Designing and making a folding 3D printer
Summary
I wanted a printer that was quiet and compact, so I designed and contructed my own folding printer using Fusion 360, store-bought components, as well as 3d printed parts.
Background
As much as I loved my Ender 3, it was not suited to the dorm life. It is bulky, it is slow, but most importantly. it is loud. It was time for me to upgrade to a new printer which solved these issues. I couldn’t find any printers that satisfied all my requirements, so I decided to make my own. I had some electronics from an old Tevo Tarantua which I would put to use.
The design goals were simple: make it compact, make it print at least as well as my Ender 3, and make it as silent as possible. I wanted a print volume of at least 180mm by 180mm by 200mm, since any smaller and it would limit my ability to print certain things.
Designing the printer
Frame Geometry
The first thing I designed was the folding geometry in 2D. I came across a few various but found this to be the best one, since it was both compact when folded and sturdy when unfolded. After that, I modelled the frame in Fusion 360. It was designed to use as few 3D printed structural components as possible, since aluminum bolted together would be stronger.
Linear Movement
I decided to use linear rails rather than v-slot bearings due to their tighter tolerances and overall ease of use. They didn’t require tensioning or multiple axles and corresponding bearings. They would be more expensive, but the increased precision and robustness should be worth it.
Electronics
I already had a Raspberry Pi hooked up to it for Octoprint, so I decided to use the open source firmware, Klipper, to drive the printer. This should allow for increased reliability at faster speeds, as well as more flexibility over Marlin. The printer itself is driven by an MKS Gen L since it was what I had already. To make it as quiet as possible, I would use TMC2209 stepper drivers, which completely eliminate the whirring and buzzing of most stock printers. Lastly, the design calls for a Noctua fan instead of the stock hotend fan to reduce fan whine.
Extruder Design
There were two main choices: direct drive and or bowden tubes. Direct drive offers higher precision - especially with flexible filaments - at the cost of lower speed. Since the silent stepper drivers worked best at lower speeds anyways, I figured I might as well get better precision out of the printer, and decided to go with a direct drive setup.
Motor Placement
I designed the folding mechanism first, which was a bit of a mistake. I quickly realised that I had no space whatsoever on the outside of the vertical beams as the diagonal struts would be folded alongside them. In a traditional cartesian 3D printer, the x carriage stepper would be mounted there, so that wasn’t possible.

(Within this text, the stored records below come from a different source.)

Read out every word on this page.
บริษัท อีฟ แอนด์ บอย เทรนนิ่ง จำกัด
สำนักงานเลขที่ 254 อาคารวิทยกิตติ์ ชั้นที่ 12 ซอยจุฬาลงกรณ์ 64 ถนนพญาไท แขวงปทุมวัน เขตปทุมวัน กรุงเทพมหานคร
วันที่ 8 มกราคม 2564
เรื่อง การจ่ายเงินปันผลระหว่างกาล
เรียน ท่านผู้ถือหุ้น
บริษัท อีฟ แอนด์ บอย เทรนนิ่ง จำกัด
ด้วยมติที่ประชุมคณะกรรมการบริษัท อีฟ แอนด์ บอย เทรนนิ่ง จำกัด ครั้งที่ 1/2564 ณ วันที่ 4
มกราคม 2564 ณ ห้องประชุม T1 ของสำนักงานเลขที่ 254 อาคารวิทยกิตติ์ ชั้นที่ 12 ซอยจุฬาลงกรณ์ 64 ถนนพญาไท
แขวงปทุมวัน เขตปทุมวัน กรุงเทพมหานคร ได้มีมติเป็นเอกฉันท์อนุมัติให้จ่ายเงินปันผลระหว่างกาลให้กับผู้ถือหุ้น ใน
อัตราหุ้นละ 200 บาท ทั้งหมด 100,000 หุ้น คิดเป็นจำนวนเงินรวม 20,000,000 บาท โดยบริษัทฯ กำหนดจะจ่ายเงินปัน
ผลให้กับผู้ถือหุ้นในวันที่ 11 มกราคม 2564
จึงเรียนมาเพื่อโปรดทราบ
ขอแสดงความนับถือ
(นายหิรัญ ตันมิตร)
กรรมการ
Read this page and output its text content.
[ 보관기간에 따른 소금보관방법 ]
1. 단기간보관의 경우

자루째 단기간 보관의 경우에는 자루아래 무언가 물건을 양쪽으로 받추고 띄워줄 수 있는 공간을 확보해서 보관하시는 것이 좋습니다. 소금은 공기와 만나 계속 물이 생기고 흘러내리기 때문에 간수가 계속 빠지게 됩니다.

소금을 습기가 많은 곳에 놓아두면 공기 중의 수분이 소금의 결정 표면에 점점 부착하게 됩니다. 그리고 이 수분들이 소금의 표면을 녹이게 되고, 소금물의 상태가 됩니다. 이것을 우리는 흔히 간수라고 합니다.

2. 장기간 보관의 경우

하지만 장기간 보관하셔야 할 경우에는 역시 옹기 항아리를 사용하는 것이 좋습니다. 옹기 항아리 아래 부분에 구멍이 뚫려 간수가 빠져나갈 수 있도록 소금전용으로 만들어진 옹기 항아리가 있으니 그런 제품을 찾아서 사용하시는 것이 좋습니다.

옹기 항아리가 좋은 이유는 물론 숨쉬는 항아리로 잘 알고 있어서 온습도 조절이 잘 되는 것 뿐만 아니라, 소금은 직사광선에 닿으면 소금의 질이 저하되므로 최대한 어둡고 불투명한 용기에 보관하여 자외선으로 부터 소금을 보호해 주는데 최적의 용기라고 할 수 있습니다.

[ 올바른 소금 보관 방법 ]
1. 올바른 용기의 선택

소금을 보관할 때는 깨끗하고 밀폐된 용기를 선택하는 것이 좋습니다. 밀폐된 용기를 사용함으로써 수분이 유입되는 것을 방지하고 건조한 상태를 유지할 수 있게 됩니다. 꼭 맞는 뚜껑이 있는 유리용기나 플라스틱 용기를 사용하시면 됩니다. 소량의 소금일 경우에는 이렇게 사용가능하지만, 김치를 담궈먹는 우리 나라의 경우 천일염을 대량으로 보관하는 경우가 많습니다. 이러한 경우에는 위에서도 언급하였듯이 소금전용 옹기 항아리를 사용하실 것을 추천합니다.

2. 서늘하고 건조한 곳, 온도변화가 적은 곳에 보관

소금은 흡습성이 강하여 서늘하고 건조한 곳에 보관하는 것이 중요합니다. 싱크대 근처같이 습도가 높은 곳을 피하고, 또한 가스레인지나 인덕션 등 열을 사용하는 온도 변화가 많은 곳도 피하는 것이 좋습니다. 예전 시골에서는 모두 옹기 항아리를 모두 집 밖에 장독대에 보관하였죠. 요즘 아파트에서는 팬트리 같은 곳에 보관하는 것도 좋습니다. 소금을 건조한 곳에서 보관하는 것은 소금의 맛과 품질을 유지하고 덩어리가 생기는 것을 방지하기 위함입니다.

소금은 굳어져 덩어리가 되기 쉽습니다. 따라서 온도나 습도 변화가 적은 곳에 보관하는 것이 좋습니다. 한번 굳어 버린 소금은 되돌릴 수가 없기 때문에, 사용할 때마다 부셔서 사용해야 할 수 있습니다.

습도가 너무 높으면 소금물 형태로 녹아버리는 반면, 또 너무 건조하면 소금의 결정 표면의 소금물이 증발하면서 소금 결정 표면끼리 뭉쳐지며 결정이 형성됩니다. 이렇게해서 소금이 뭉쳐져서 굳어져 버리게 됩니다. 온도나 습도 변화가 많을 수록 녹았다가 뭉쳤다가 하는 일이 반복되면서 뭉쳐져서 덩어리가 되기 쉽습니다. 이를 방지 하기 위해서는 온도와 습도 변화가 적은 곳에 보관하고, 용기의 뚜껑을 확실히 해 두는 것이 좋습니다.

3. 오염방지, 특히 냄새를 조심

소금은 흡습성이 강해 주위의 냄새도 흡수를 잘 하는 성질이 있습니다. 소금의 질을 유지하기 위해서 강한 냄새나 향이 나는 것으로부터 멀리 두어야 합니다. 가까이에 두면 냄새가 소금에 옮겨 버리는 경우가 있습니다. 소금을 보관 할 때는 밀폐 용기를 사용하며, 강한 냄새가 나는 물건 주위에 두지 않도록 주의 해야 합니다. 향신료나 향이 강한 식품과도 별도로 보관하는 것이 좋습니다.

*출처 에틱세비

I could mount the motor on the inside of the beams, but that would result in less space for the x carriage itself, resulting in less print volume than the 180mm I wanted.
As a result, I ended up using a core-xz design. The belt is oriented in an H-shape. When both motors turn in one direction, it moves along one axis, and when the motors turn in opposite directions, it moves along another. This allowed me to place both motors above the rest of the printer, out of the way of the struts as well as the x carriage. The entire z-axis assembly was still light enough to not put too much strain on the steppers.
Next Steps
The design is almost done! With the wire management complete, I just need to make permanent mounting locations for the control board and Raspberry Pi. It is still a work in progress, but I am happy with how it has turned out so far!